For the Irish, it was come or starve. A fungus all but wiped out Ireland’s potato crop in 1845, and there was a widespread famine. So more than 1.5 million Irish scraped up the $10 or $12 one-way fare and piled into America-bound ships for an often hellish two-week trip in a cargo hold.

Many of the ships had brought Southern cotton to Britain, and in a way they were bringing back the North’s cash crop — cheap labor to work in factories and build railroads. Many of the Irish settled in New York City or Boston. Politically savvy, they served first as soldiers for the big-city political machines and then as bosses.

Even so, they were harshly discriminated against in many places, and “N.I.N.A.” signs hung in many employers’ windows. It stood for “No Irish Need Apply.”

Almost as many Germans as Irish came during this period, although they were more likely to spread out. The Germans also came because of food shortages or other tough economic conditions. But many decided to come after efforts failed to throw off despotic rule in the various German states in the late 1840s.

Generally better off financially and better educated than other immigrant groups (they brought the idea of “kindergarten,” or “children’s garden,” with them), many Germans pushed away from the Eastern cities to the Midwest, especially Wisconsin.

The rise in immigration also increased anti-immigrant feeling, especially in areas where the newcomers were competing with people born in America for jobs. In 1849, an organization surfaced called the Nativists.

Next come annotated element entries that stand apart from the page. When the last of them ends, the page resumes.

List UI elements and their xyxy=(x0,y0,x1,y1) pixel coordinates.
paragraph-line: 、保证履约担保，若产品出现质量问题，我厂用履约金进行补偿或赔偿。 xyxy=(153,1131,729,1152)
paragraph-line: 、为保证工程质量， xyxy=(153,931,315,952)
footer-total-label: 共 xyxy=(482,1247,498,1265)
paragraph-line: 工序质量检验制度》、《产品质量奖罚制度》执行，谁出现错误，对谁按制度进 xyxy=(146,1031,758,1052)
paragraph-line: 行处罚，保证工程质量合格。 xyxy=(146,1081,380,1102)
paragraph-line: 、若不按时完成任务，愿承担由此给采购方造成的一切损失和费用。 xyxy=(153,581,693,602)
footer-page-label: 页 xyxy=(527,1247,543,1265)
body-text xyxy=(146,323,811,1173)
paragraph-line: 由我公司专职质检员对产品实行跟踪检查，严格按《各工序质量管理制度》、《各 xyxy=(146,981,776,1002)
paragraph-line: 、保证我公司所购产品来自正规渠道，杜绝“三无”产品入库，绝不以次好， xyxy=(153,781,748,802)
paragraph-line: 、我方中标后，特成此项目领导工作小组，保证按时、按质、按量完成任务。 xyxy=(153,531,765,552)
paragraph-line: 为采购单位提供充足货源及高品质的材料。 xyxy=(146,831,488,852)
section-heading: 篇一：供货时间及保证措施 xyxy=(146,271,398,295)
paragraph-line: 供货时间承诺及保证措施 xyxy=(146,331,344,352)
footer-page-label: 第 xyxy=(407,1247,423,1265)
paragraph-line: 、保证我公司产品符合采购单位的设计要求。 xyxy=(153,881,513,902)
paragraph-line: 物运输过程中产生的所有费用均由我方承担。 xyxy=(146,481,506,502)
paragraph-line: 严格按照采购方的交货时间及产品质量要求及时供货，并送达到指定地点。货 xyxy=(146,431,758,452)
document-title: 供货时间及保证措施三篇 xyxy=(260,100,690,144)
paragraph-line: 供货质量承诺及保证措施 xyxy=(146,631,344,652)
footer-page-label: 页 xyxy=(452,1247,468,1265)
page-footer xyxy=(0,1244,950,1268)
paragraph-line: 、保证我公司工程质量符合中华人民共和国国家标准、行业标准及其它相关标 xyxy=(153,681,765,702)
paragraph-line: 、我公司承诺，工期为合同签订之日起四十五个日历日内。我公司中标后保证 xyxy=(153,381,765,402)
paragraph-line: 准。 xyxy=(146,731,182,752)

They were better known as the Know-Nothing Party, because members supposedly replied, “I know nothing” when asked by outsiders what was going on at their meetings. The Know-Nothings demanded an end to immigration, a prohibition on non-natives voting or holding office, and restrictions on Roman Catholics.

The Know-Nothings made a lot of noise for a while. Renamed the American Party, they attracted more than 1 million members by 1855 and managed to elect several governors and scores of congressmen. Their 1856 presidential candidate, Millard Fillmore, who as a Whig had been vice president under Taylor and served as president from 1850 to 1853 after Taylor died in office, even managed to carry one state, Maryland.

But the Know-Nothings faded away as the Civil War approached, torn apart by differences between the party’s Northern and Southern members over the dividing issue of slavery.